How first contact influences the immune response to new SARS-CoV-2 variants

Although SARS-CoV-2 is no longer a stranger to the immune system, new virus variants still pose a challenge. The working group led by Professor Dr. Florian Klein, Director of the Institute of Virology at the University Hospital Cologne and the Faculty of Medicine, has now published two studies investigating how the antibody response to SARS-CoV-2 changes over time and how the immune system is preparing itself for new variants with clever strategies.

The first paper, titled "Enhanced SARS-CoV-2 humoral immunity following breakthrough infection builds upon the preexisting memory B cell pool," is published in Science Immunology. The second paper, titled "Somatic hypermutation introduces bystander mutations that prepare SARS-CoV-2 antibodies for emerging variants" is published in Immunity.

In a process known as affinity maturation, antibodies can mature over time through the exchange (mutations) of individual amino acids, thus enabling them to better detect infectious pathogens. The working group led by Professor Klein has now been able to show that an omicron infection induces a renewed immune response in vaccinated persons, which is primarily based on the reactivation of so-called memory B cells.

Interestingly, the maturation process of the antibodies produced by these cells had already taken place long before omicron emerged—so the immune system was already prepared. The results of the two studies show how strongly the first contact with SARS-CoV-2 influences the immune system and indicate the possibility that it is also prepared for future variants.

"Our first goal was to investigate how the antibody response in healthy subjects changes through a third vaccination against the original SARS-CoV-2 strain," reports Svea Rose, a doctoral candidate and a first author.

"We were initially surprised by the results. Although the third vaccination significantly increased the SARS-CoV-2 immune response overall, there was hardly any further maturation at the level of individual antibodies."

However, people who—like many—became infected with the omicron variants BA.1 and BA.2 after vaccination were also examined. The re-analysis showed that memory B cells which were able to form antibodies neutralizing SARS-CoV-2 omicron, now proliferate.

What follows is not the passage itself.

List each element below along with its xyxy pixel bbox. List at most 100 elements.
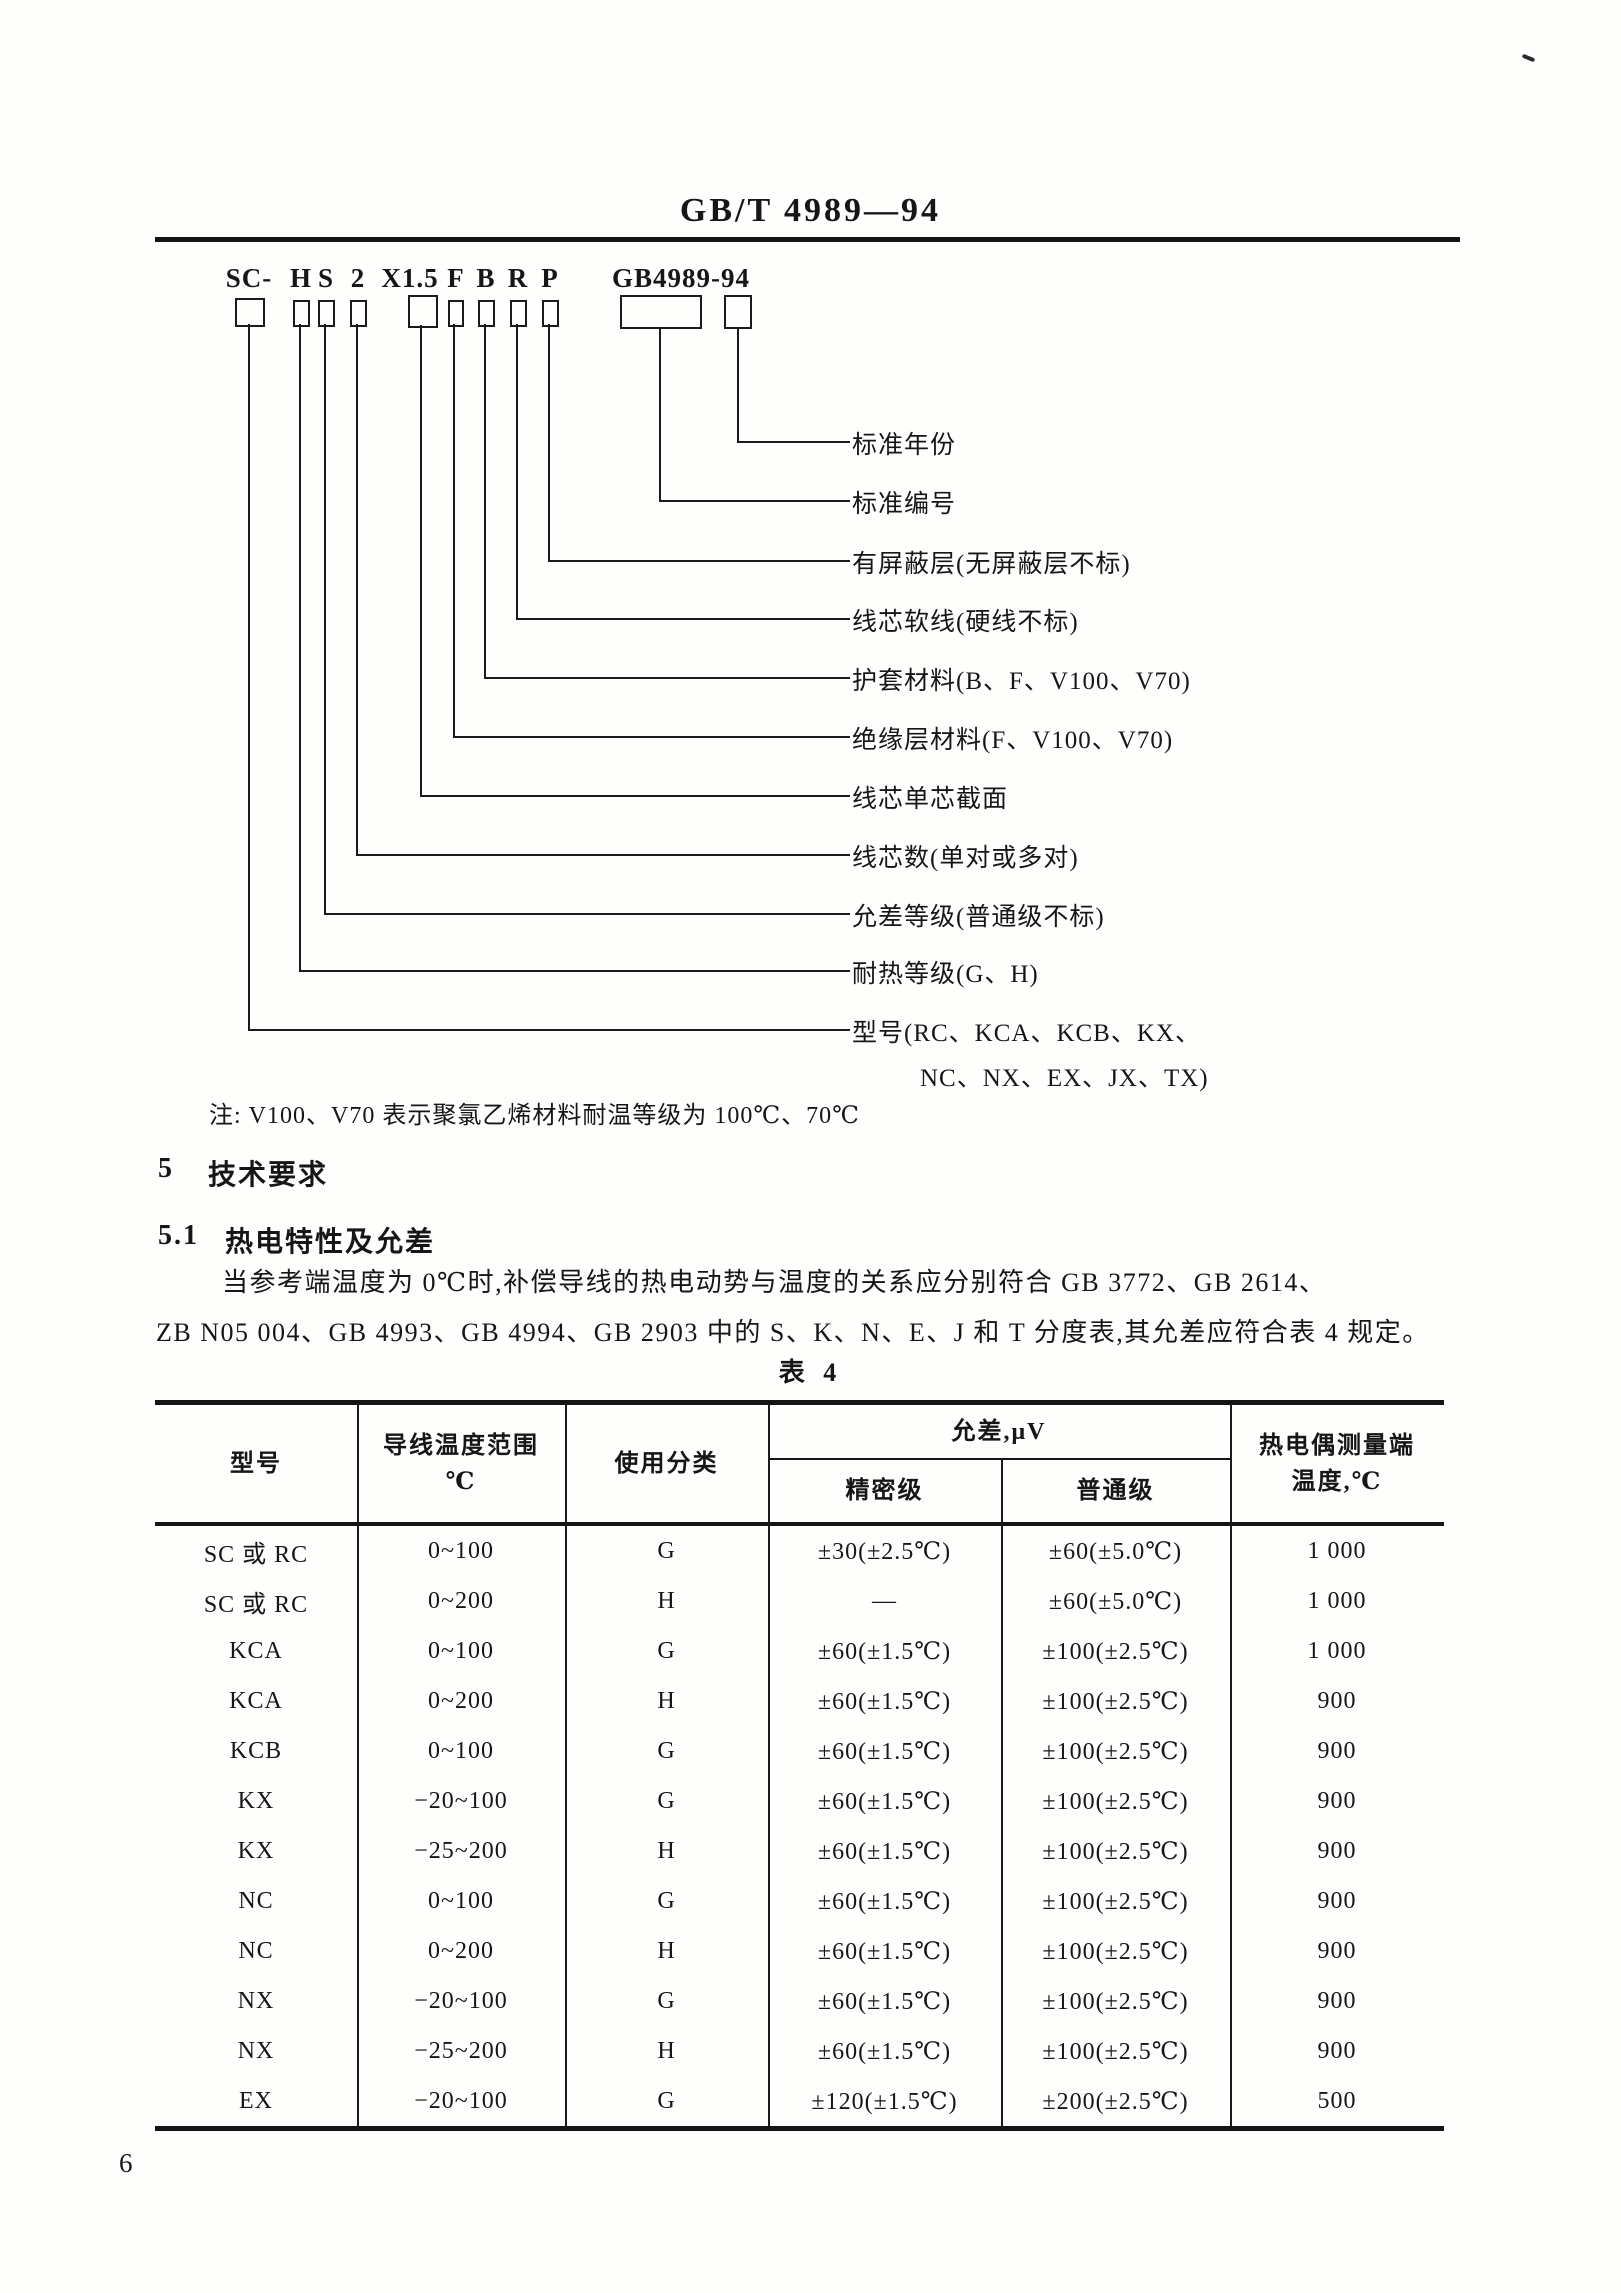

"Interestingly, the immune cells directed against the omicron variant were already present before contact with omicron and were not induced by micron," adds first author Dr. Timm Weber. But that's not all: At an early stage, the researchers found so-called broad neutralizing antibodies that can neutralize all new variants that have been tested.

At the same time, the working group looked at the molecular mechanism of affinity maturation. The clock was turned back, and individual antibodies, which were isolated throughout the world in the first year of the pandemic, were restored to their original state, report the two lead authors Michael Korenkov and Dr. Matthias Zehner in the study published in Immunity.

As a result, the researchers were able to show that some of the modifications during affinity maturation are not deliberate but happen randomly. Surprisingly, it was precisely these random modifications that were essential for the neutralization of omicron variants.

"The immune system expands the arsenal of existing antibodies by inserting arbitrary mutations and thus increases the likelihood of having a suitable antibody in the repertoire when a new virus variant appears," explains Dr. Christoph Kreer, who led the study together with Professor Klein. The group was able to use the new biological findings to modify a therapeutic antibody that was ineffective against omicron in such a way that it could effectively neutralize omicron variants again.

In summary, the work shows how the human immune system reacts to a new virus and its emerging variants. The newly isolated broad neutralizing antibodies are so effective that they could also be used therapeutically and preventively against newer omicron variants.